2. Terörizmin Özellikleri, 

Terörizmin özellikleri, dünyada faaliyet yürüten terör örgütleri ve onların eylem 
şekilleri çerçevesinde aşağıdaki gibi özetlenebilir: 

1. Terörizm bir ideoloji, bir doktrin, hatta sistematik bir fikir değil, stratejidir. 
2. Terörizm, terör eylemlerini meşrulaştıracak bir senaryo hazırlar. 
3. Terörizm, yeni bir düzen ve gelecekte zafer vaat eder. 
4. Terörizm, Uluslararası siyasetin bir parçasıdır, dolayısıyla dış destek olmadan yaşatılamaz. 
5. Terörizm,propaganda ile doğar, gelişir ve propaganda ile yaşar. Bizatihi kendisi bir propaganda aracıdır. 
6. Terörizm, Devlet otoritesine alternatif getiren örgütlü bir harekettir. 
7. Mali destek terörün vazgeçilmez gereksinmesidir. Bu nedenle; soygun ile silâh ve uyuşturucu kaçakçılığı yapar. 
8. Terör, bir hak arayışı, düzen önerisi ve bağımsız devlet kurma isteklerinden biri veya derece farklılığıyla her üçünün bir arada bulunduğu gerekçelerle ortaya çıkabilir. 
9. Terör, bilinçli ve amaçlı eylemler olarak belirir. 
10. Terör, şiddet uygulamayı giderek amaç konumuna taşır. Dehşet ve korku salarak yılgınlık yaratır. Zorba, acımasız, istismarcı ve kuralsızdır. 
11. Terör, bazen başka güç veya güçlerin taşeronudur. 
12. Terör kendi dilini yaratır ve kullanır. 
13. Terörün genellikle siyasi bir amacı vardır. 
14. Terör eylemleri, örgütlü bir çabayı gerektirir. Bütün bu eylemler, bireysel olmaktan çok, bir grubun katılımıyla gerçekleşmektedir. 
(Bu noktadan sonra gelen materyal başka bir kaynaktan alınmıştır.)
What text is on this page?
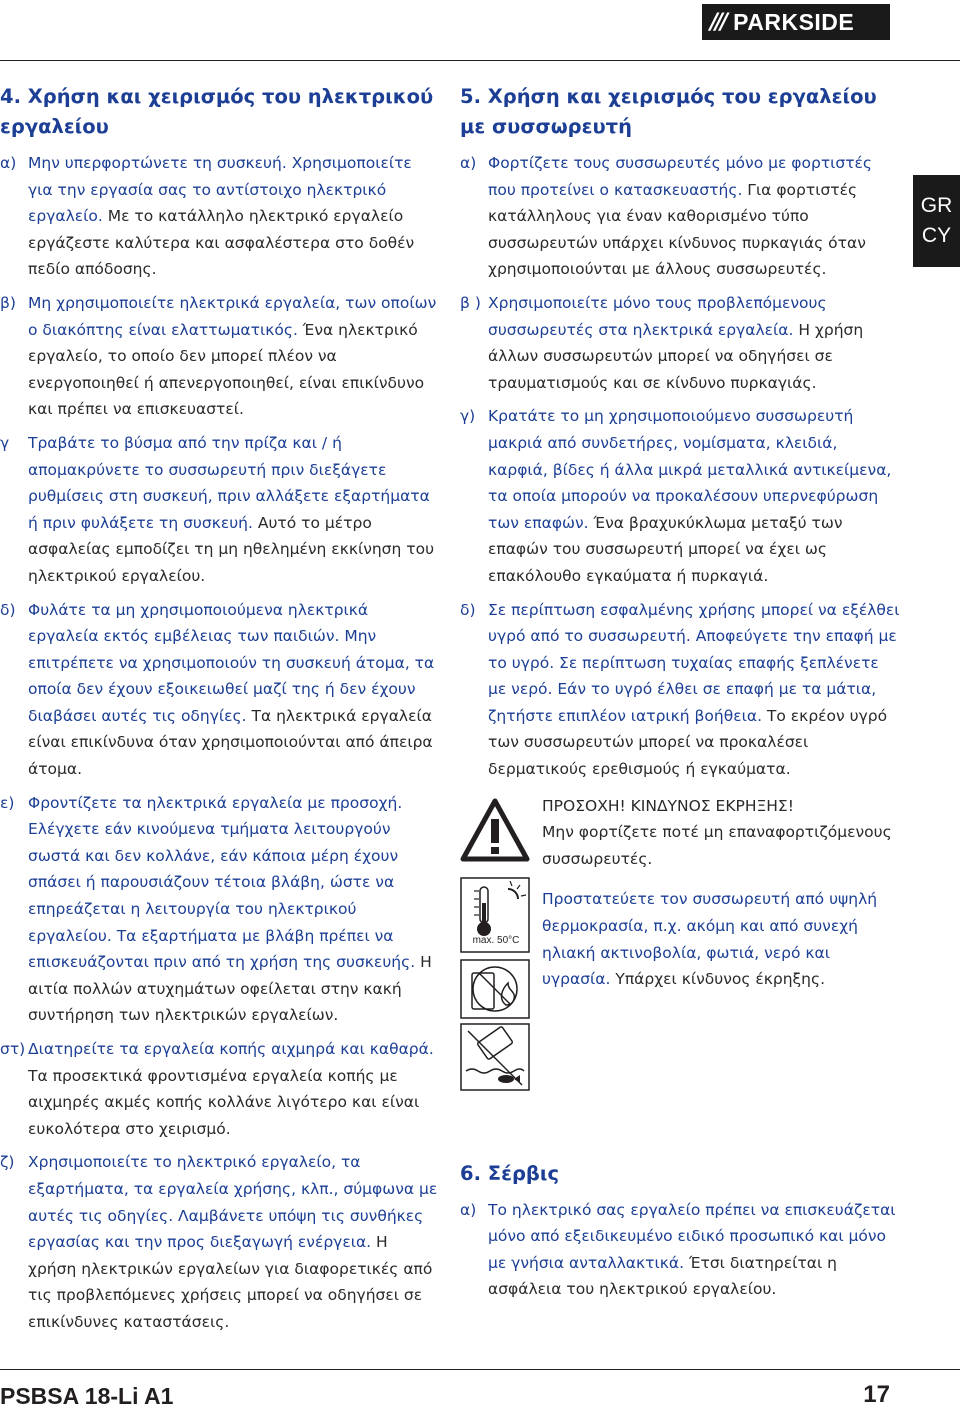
/// PARKSIDE
GR
CY
4. Χρήση και χειρισμός του ηλεκτρικού εργαλείου
α) Μην υπερφορτώνετε τη συσκευή. Χρησιμοποιείτε για την εργασία σας το αντίστοιχο ηλεκτρικό εργαλείο. Με το κατάλληλο ηλεκτρικό εργαλείο εργάζεστε καλύτερα και ασφαλέστερα στο δοθέν πεδίο απόδοσης.
β) Μη χρησιμοποιείτε ηλεκτρικά εργαλεία, των οποίων ο διακόπτης είναι ελαττωματικός. Ένα ηλεκτρικό εργαλείο, το οποίο δεν μπορεί πλέον να ενεργοποιηθεί ή απενεργοποιηθεί, είναι επικίνδυνο και πρέπει να επισκευαστεί.
γ	Τραβάτε το βύσμα από την πρίζα και / ή απομακρύνετε το συσσωρευτή πριν διεξάγετε ρυθμίσεις στη συσκευή, πριν αλλάξετε εξαρτήματα ή πριν φυλάξετε τη συσκευή. Αυτό το μέτρο ασφαλείας εμποδίζει τη μη ηθελημένη εκκίνηση του ηλεκτρικού εργαλείου.
δ) Φυλάτε τα μη χρησιμοποιούμενα ηλεκτρικά εργαλεία εκτός εμβέλειας των παιδιών. Μην επιτρέπετε να χρησιμοποιούν τη συσκευή άτομα, τα οποία δεν έχουν εξοικειωθεί μαζί της ή δεν έχουν διαβάσει αυτές τις οδηγίες. Τα ηλεκτρικά εργαλεία είναι επικίνδυνα όταν χρησιμοποιούνται από άπειρα άτομα.
ε) Φροντίζετε τα ηλεκτρικά εργαλεία με προσοχή. Ελέγχετε εάν κινούμενα τμήματα λειτουργούν σωστά και δεν κολλάνε, εάν κάποια μέρη έχουν σπάσει ή παρουσιάζουν τέτοια βλάβη, ώστε να επηρεάζεται η λειτουργία του ηλεκτρικού εργαλείου. Τα εξαρτήματα με βλάβη πρέπει να επισκευάζονται πριν από τη χρήση της συσκευής. Η αιτία πολλών ατυχημάτων οφείλεται στην κακή συντήρηση των ηλεκτρικών εργαλείων.
στ) Διατηρείτε τα εργαλεία κοπής αιχμηρά και καθαρά. Τα προσεκτικά φροντισμένα εργαλεία κοπής με αιχμηρές ακμές κοπής κολλάνε λιγότερο και είναι ευκολότερα στο χειρισμό.
ζ) Χρησιμοποιείτε το ηλεκτρικό εργαλείο, τα εξαρτήματα, τα εργαλεία χρήσης, κλπ., σύμφωνα με αυτές τις οδηγίες. Λαμβάνετε υπόψη τις συνθήκες εργασίας και την προς διεξαγωγή ενέργεια. Η χρήση ηλεκτρικών εργαλείων για διαφορετικές από τις προβλεπόμενες χρήσεις μπορεί να οδηγήσει σε επικίνδυνες καταστάσεις.
5. Χρήση και χειρισμός του εργαλείου με συσσωρευτή
α) Φορτίζετε τους συσσωρευτές μόνο με φορτιστές που προτείνει ο κατασκευαστής. Για φορτιστές κατάλληλους για έναν καθορισμένο τύπο συσσωρευτών υπάρχει κίνδυνος πυρκαγιάς όταν χρησιμοποιούνται με άλλους συσσωρευτές.
β ) Χρησιμοποιείτε μόνο τους προβλεπόμενους συσσωρευτές στα ηλεκτρικά εργαλεία. Η χρήση άλλων συσσωρευτών μπορεί να οδηγήσει σε τραυματισμούς και σε κίνδυνο πυρκαγιάς.
γ) Κρατάτε το μη χρησιμοποιούμενο συσσωρευτή μακριά από συνδετήρες, νομίσματα, κλειδιά, καρφιά, βίδες ή άλλα μικρά μεταλλικά αντικείμενα, τα οποία μπορούν να προκαλέσουν υπερνεφύρωση των επαφών. Ένα βραχυκύκλωμα μεταξύ των επαφών του συσσωρευτή μπορεί να έχει ως επακόλουθο εγκαύματα ή πυρκαγιά.
δ) Σε περίπτωση εσφαλμένης χρήσης μπορεί να εξέλθει υγρό από το συσσωρευτή. Αποφεύγετε την επαφή με το υγρό. Σε περίπτωση τυχαίας επαφής ξεπλένετε με νερό. Εάν το υγρό έλθει σε επαφή με τα μάτια, ζητήστε επιπλέον ιατρική βοήθεια. Το εκρέον υγρό των συσσωρευτών μπορεί να προκαλέσει δερματικούς ερεθισμούς ή εγκαύματα.
max. 50°C

ΠΡΟΣΟΧΗ! ΚΙΝΔΥΝΟΣ ΕΚΡΗΞΗΣ!
Μην φορτίζετε ποτέ μη επαναφορτιζόμενους συσσωρευτές.

Προστατεύετε τον συσσωρευτή από υψηλή θερμοκρασία, π.χ. ακόμη και από συνεχή ηλιακή ακτινοβολία, φωτιά, νερό και υγρασία. Υπάρχει κίνδυνος έκρηξης.

6. Σέρβις
α) Το ηλεκτρικό σας εργαλείο πρέπει να επισκευάζεται μόνο από εξειδικευμένο ειδικό προσωπικό και μόνο με γνήσια ανταλλακτικά. Έτσι διατηρείται η ασφάλεια του ηλεκτρικού εργαλείου.
PSBSA 18-Li A1	17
IV-TERÖR ÖRGÜTLERİNİ AYAKTA TUTAN UNSURLAR 

Terör örgütlerini var eden ve yaşatan pek çok siyasal, toplumsal, psikolojik, kültürel, tarihsel, ekonomik sebepler sayabiliriz. Ama söyleyeceğiniz şeylerin çoğu soyut kalır. 
Dört husus terör örgütünü yaşatıp, canlı tutmaktadır: 

1. Eylemlilik 

Eğer eylem yoksa terör örgütü de yoktur. Bu nedenledir ki, örgütler eylem koymakta yansırlar. Eğer örgütte durağanlık başlamışsa, terör örgütlerinin patronları örgütleri adeta amitoz bölünmeye tabi tutarlar. Aşağıdaki maşalar büyük idealler uğruna mücadele verdiklerini sanarak bazısı birbirlerine karşı olmak üzere eylemlerini sıklaştırırlar. 

2. Propaganda 

Terör örgütleri çeşitli görsel ve yazılı yayınlarla kendilerini tanıtmak isteseler de kendi taraftarları dışında ilgileneni yok gibidir. Onun için sansasyonel eylemler yaparak kendilerini duyurmaya çalışırlar. Eylemin türü onlar için hiç önemli değildir. En kötü eylem bile onlar için "Silahlı propaganda"dır. 
Bu nedenledir ki, terör ve terör örgütleri ile ilgili olarak medya, bilimsel kuruluşlar, idare ve zabıta makamları ve politikacılar, onları gündemden düşürecek şekilde harekete özen göstermelidir.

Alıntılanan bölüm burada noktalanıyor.